Leichlingen Geschichte atmen

Leichlingen · Am Tag des offenen Denkmals öffnet morgen das älteste Fachwerkhaus im Rheinisch-Bergischen Kreis in Hülstrung seine Pforten. Inzwischen sind auch die Scheune und der zehn Meter tiefe Natursteinbrunnen fertig restauriert.

Das Spannendste ist der Keller. Schon der Eingang mit den zwei schweren Klappen und dem Metallring erinnert eher an ein Piratenversteck. Elf Stufen geht es ziemlich steil in die Tiefe, und was dann kommt, ist ein echter Blickfang. In das Tonnengewölbe aus Bruchsteinen mit Nischen für Öllampen fällt nur durch die Luftschächte Licht herein. In den Ecken wabern riesige dicke Spinnweben, wenn draußen die Dämmerung aufzieht, wird es wahrscheinlich richtig gruselig. Erst recht, wenn der Blick auf zwei riesige Grabsteine aus dem 17. und 18. Jahrhundert fallen, die unauffällig an der Wand lehnen. Hier unten atmet der Besucher die Geschichte des beinahe 500 Jahre alten Hauses förmlich ein. Morgen, am Tag des offenen Denkmals kann sich jeder selbst davon überzeugen.

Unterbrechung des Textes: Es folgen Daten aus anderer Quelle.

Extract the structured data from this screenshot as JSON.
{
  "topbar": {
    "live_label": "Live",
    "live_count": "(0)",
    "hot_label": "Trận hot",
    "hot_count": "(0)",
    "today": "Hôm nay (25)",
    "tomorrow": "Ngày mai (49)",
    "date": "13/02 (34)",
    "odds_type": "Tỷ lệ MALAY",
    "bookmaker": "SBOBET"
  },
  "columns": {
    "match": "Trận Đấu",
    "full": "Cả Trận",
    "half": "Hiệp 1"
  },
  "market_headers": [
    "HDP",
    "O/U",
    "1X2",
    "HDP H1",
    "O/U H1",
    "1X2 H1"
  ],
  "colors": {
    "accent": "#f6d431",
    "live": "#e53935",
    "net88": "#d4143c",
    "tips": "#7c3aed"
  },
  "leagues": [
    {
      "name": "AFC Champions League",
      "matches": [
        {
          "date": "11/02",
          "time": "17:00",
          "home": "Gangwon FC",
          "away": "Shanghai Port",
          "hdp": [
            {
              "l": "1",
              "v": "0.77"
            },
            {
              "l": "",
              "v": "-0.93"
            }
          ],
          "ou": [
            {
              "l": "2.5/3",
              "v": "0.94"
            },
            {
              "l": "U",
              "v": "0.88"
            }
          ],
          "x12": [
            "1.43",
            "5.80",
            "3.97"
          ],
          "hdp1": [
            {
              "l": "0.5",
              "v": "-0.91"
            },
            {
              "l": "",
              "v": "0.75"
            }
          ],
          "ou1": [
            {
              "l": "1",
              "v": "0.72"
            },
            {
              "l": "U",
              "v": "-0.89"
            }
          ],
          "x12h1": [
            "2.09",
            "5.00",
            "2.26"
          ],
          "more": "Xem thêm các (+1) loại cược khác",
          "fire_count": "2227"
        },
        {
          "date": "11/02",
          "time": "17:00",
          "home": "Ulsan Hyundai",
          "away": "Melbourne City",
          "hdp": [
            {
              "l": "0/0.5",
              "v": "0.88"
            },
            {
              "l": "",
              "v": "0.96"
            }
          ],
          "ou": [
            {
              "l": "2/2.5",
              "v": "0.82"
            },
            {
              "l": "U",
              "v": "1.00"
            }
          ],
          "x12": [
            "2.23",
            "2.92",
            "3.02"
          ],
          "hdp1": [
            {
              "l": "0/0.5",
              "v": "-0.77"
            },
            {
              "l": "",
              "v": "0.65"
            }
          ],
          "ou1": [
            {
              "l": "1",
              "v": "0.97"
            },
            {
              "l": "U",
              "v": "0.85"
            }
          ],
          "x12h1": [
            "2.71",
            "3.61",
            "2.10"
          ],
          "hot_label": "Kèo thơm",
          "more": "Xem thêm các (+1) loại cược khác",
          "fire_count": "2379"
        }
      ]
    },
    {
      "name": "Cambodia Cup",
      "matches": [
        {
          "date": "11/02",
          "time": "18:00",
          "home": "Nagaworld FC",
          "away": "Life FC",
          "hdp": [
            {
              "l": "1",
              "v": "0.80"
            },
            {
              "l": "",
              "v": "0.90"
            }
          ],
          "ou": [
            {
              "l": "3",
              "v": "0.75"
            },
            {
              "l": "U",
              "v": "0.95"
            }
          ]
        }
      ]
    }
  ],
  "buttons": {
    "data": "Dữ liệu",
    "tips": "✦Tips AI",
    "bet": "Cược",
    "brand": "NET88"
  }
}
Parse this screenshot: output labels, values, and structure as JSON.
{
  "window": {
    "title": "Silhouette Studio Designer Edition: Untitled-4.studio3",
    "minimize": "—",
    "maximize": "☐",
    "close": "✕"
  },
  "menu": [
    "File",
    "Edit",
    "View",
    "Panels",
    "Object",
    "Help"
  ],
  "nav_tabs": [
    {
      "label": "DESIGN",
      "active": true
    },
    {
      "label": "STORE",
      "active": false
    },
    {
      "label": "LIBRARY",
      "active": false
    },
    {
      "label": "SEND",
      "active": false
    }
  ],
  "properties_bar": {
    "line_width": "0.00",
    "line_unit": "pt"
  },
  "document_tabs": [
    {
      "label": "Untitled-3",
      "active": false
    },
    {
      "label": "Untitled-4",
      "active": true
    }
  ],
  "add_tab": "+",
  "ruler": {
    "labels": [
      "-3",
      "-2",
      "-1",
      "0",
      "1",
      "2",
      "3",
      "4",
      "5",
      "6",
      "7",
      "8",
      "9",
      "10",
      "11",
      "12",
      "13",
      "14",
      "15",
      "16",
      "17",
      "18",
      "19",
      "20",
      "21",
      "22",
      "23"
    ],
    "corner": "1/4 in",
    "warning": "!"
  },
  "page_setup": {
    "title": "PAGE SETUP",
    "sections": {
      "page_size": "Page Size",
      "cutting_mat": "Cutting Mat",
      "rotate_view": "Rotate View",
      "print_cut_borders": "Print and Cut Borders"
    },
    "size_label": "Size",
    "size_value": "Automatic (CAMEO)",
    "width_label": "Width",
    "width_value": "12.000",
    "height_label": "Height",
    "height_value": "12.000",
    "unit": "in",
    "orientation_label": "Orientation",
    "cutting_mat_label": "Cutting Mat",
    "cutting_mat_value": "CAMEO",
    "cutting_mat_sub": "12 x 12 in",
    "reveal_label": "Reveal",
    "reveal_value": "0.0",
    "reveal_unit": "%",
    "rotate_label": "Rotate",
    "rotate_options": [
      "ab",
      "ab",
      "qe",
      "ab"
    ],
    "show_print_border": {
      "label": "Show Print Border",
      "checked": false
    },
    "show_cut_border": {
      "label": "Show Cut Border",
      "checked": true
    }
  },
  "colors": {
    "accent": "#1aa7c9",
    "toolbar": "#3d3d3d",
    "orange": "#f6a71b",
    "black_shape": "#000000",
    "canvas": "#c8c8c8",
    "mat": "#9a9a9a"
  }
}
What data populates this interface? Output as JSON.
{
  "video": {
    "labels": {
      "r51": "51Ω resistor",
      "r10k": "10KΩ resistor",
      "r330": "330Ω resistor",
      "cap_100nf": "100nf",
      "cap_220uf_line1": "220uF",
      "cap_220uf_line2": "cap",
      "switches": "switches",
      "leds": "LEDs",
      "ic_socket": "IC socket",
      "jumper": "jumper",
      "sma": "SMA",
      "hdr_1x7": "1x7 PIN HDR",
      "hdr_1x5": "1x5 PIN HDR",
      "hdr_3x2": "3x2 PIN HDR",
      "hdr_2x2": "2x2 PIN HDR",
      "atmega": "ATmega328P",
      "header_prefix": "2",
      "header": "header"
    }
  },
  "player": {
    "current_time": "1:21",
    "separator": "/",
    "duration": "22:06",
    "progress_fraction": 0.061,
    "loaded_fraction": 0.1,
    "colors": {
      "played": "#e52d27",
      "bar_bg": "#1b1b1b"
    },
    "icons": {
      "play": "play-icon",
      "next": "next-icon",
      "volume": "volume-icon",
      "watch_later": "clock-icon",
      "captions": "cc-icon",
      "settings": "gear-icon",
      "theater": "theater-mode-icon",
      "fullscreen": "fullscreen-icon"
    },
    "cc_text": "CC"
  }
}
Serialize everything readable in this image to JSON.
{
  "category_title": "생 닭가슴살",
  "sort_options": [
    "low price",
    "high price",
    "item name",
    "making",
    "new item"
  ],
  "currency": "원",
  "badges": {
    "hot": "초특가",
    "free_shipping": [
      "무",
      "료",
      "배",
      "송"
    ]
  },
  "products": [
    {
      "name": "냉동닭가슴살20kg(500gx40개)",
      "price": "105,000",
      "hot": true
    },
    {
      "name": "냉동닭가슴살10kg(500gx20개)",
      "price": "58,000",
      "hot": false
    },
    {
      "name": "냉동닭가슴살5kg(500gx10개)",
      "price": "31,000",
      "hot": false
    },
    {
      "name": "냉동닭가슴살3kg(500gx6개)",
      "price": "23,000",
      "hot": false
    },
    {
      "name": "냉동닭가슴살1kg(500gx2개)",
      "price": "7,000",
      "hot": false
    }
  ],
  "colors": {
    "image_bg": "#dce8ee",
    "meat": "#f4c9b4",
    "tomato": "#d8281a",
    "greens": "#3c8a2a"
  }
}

Spätmittelalterlicher Charme

Ein Besuch am Hülstrung 49 lohnt sich, denn nicht nur das Untergeschoss besticht durch seinen spätmittelalterlichen Charme. Um 1511 entstand das schmucke Fachwerkhaus, 1757 kam ein Anbau hinzu. Die heutigen Eigentümer Dr. Frank Tschentscher und Petra Bärschneider begannen 2003, architektonische Sünden auszumerzen. Die Schieferimitate, Kunststoffe und Rigipsplatten verschwanden, für die Wiederherstellung der einstigen Fachwerkkonstruktion sowie der Verwendung denkmalgerechter Baustoffe wie Holz, Lehmputz, Lehmziegel und Lärchenholzverkleidung erhielten beide 2006 den Rheinischen Denkmalpreis. „Wer so ein Haus kauft, der weiß, worauf er sich einlässt, für uns ist es einfach das Traumhaus“, sagt Tschentscher.

Wenn der Biologe durch die einzelnen Zimmer und Etagen wandert, gerät er ins Schwärmen. Zu jedem Balken, jeder Ecke und jedem Scharnier kann Tschentscher eine Geschichte erzählen. Begeistert erklärt er jedes Detail. Alles ist denkmalgerecht wieder hergestellt. „Mit der Architektin wurde damals wirklich jeder Nagel besprochen“, erzählt er. Besonders im Dachgeschoss kann die Bauweise des 16. Jahrhunderts gut betrachtet werden. An den schiefen Boden gewöhnt man sich leicht. Nur die Türen und Decken sind sehr niedrig. Große historisch interessierte Menschen sollten den Kopf einziehen.

Seit Sommer ist das Grundstück um zwei Schätze reicher. Einmal der zehn Meter tiefe Natursteinbrunnen vor dem Haus, dann die fertig restaurierte Scheune. Bei ihr schien zunächst selbst Tschentscher an die Grenzen seiner Leidenschaft zu stoßen. „Die war so hinüber, die hätte jeder normale Mensch abreißen müssen“, erinnert er sich. Tat er aber natürlich nicht. Stadtarchivar Uwe Boelken zeigt dort am Sonntag eine Ausstellung zu rheinischer Gebrauchskeramik vom 11. bis 19. Jahrhundert.